What was surprising to me, and what made the performance particularly good, was the band’s ability to make the new wave era songs sound right at home alongside the later industrial-rock material of the 2000s and 2010s. While the metal-ish vibe of the Pleasure Principle show I saw felt half-baked and slightly dated (rather than classic?), this performance felt like it had purpose and intention. Similar synth sounds were used on many songs that gave the set a cohesion that was noticeable and enjoyable. Mr. Numan’s voice was exceptionally strong, and his signature yelp cut through the wall of guitar and synthesizers effortlessly. His comfort and natural demeanor on stage was a far cry from the anxious robot he became famous for being in the early 1980s. There was very little, if any, talking between songs. It was obvious that he was here to get down to business and rock the capacity crowd. The high quality production of the show was obvious throughout, as disorienting strobes flashed relentlessly along with the pummeling of drums one second, then the room was thrown in to darkness for one of many sudden breaks between song sections.

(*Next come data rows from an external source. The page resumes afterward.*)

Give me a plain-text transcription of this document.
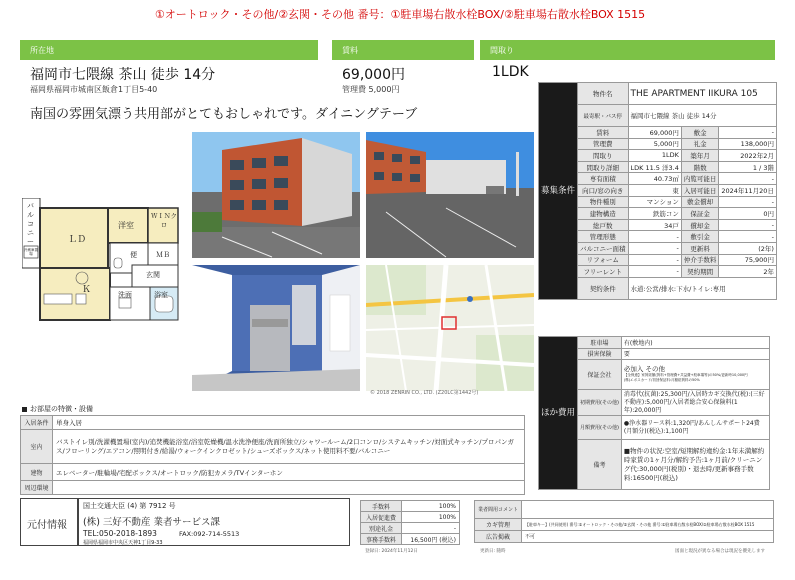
①オートロック・その他/②玄関・その他 番号：①駐車場右散水栓BOX/②駐車場右散水栓BOX 1515
所在地	賃料	間取り
福岡市七隈線 茶山 徒歩 14分
福岡県福岡市城南区飯倉1丁目5-40
69,000円
管理費 5,000円
1LDK
南国の雰囲気漂う共用部がとてもおしゃれです。ダイニングテーブ
バルコニー	ＬＤ
洋室
ＷＩＮクロ
Ｋ
便	ＭＢ
玄関
洗面	浴室
冷蔵庫置場
© 2018 ZENRIN CO., LTD. (Z20LC第1442号)
募集条件	物件名	THE APARTMENT IIKURA 105		
	最寄駅・バス停	福岡市七隈線 茶山 徒歩 14分		
	賃料	69,000円	敷金	-
	管理費	5,000円	礼金	138,000円
	間取り	1LDK	築年月	2022年2月
	間取り詳細	LDK 11.5 洋3.4	階数	1 / 3階
	専有面積	40.73㎡	内覧可能日	-
	向口/窓の向き	東	入居可能日	2024年11月20日
	物件種別	マンション	敷金償却	-
	建物構造	鉄筋コン	保証金	0円
	総戸数	34戸	償却金	-
	管理形態	-	敷引金	-
	バルコニー面積	-	更新料	(2年)
	リフォーム	-	仲介手数料	75,900円
	フリーレント	-	契約期間	2年
	契約条件	水道:公営/排水:下水/トイレ:専用		
ほか費用	駐車場	有(敷地内)
	損害保険	要
	保証会社	必加入 その他
【全保連】家賃総額(賃料+管理費+共益費+駐車場等)の50%/更新時10,000円
(株)エポスカード/初回保証料:月額総賃料の50%

	初期費用(その他)	消毒代(抗菌):25,300円/入居時カギ交換代(税):(三好不動産):5,000円/入居者総合安心保険料(1年):20,000円
	月額費用(その他)	●浄水器リース料:1,320円/あんしんサポート24費(月額分)(税込):1,100円
	備考	■物件の状況:空室/短期解約違約金:1年未満解約時家賃の1ヶ月分/解約予告:1ヶ月前/クリーニング代:30,000円(税別)・退去時/更新事務手数料:16500円(税込)
お部屋の特徴・設備
入居条件	単身入居
室内	バストイレ別/洗濯機置場(室内)/追焚機能浴室/浴室乾燥機/温水洗浄便座/洗面所独立/シャワールーム/2口コンロ/システムキッチン/対面式キッチン/プロパンガス/フローリング/エアコン/照明付き/給湯/ウォークインクロゼット/シューズボックス/ネット使用料不要/バルコニー
建物	エレベーター/駐輪場/宅配ボックス/オートロック/防犯カメラ/TVインターホン
周辺環境	
元付情報
国土交通大臣 (4) 第 7912 号
(株) 三好不動産 業者サービス課
TEL:050-2018-1893	FAX:092-714-5513
福岡県福岡市中央区天神1丁目9-33
手数料	100%
入居促進費	100%
別途礼金	-
事務手数料	16,500円 (税込)
登録日: 2024年11月12日
業者間用コメント	
カギ管理	【駐車キー】(共同使用) 番号:①オートロック・その他/②玄関・その他 番号:①駐車場右散水栓BOX/②駐車場右散水栓BOX 1515
広告掲載	不可
更新日: 随時	図面と現況が異なる場合は現況を優先します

The highlight of the production for me was during “Cars,” as the lights became more static and the familiar turquoise and pink of the recent synth-wave revival dominated the stage. It almost felt as if Mr. Numan was saying, “Yes, I see you kids getting into this old music and rehashing it and jacking the art and aesthetic, but this is how it is done.”

Mr. Numan’s more recent material tends to follow a similar formula – industrial/synth driven, minor-key verses going into anthemic, guitar-driven choruses –
and the template continues to work for him. Standouts of the evening included “Here in the Black” off of 2013’s Splinter (Songs from a Broken Mind) and the first single from Savage, “My Name is Ruin.” The crowd was especially into “A Prayer for the Unborn” from Mr. Numan’s Pure, which was released in 2000. Some
could argue that the similarity of 3 different songs selected from 3 albums over 17 years might indicate a certain level of complacency, but I contend that Mr. Numan still has much to explore within the parameters he’s set for himself and we can hopefully look forward to more industrial-rock from him in the near (dystopian?) future.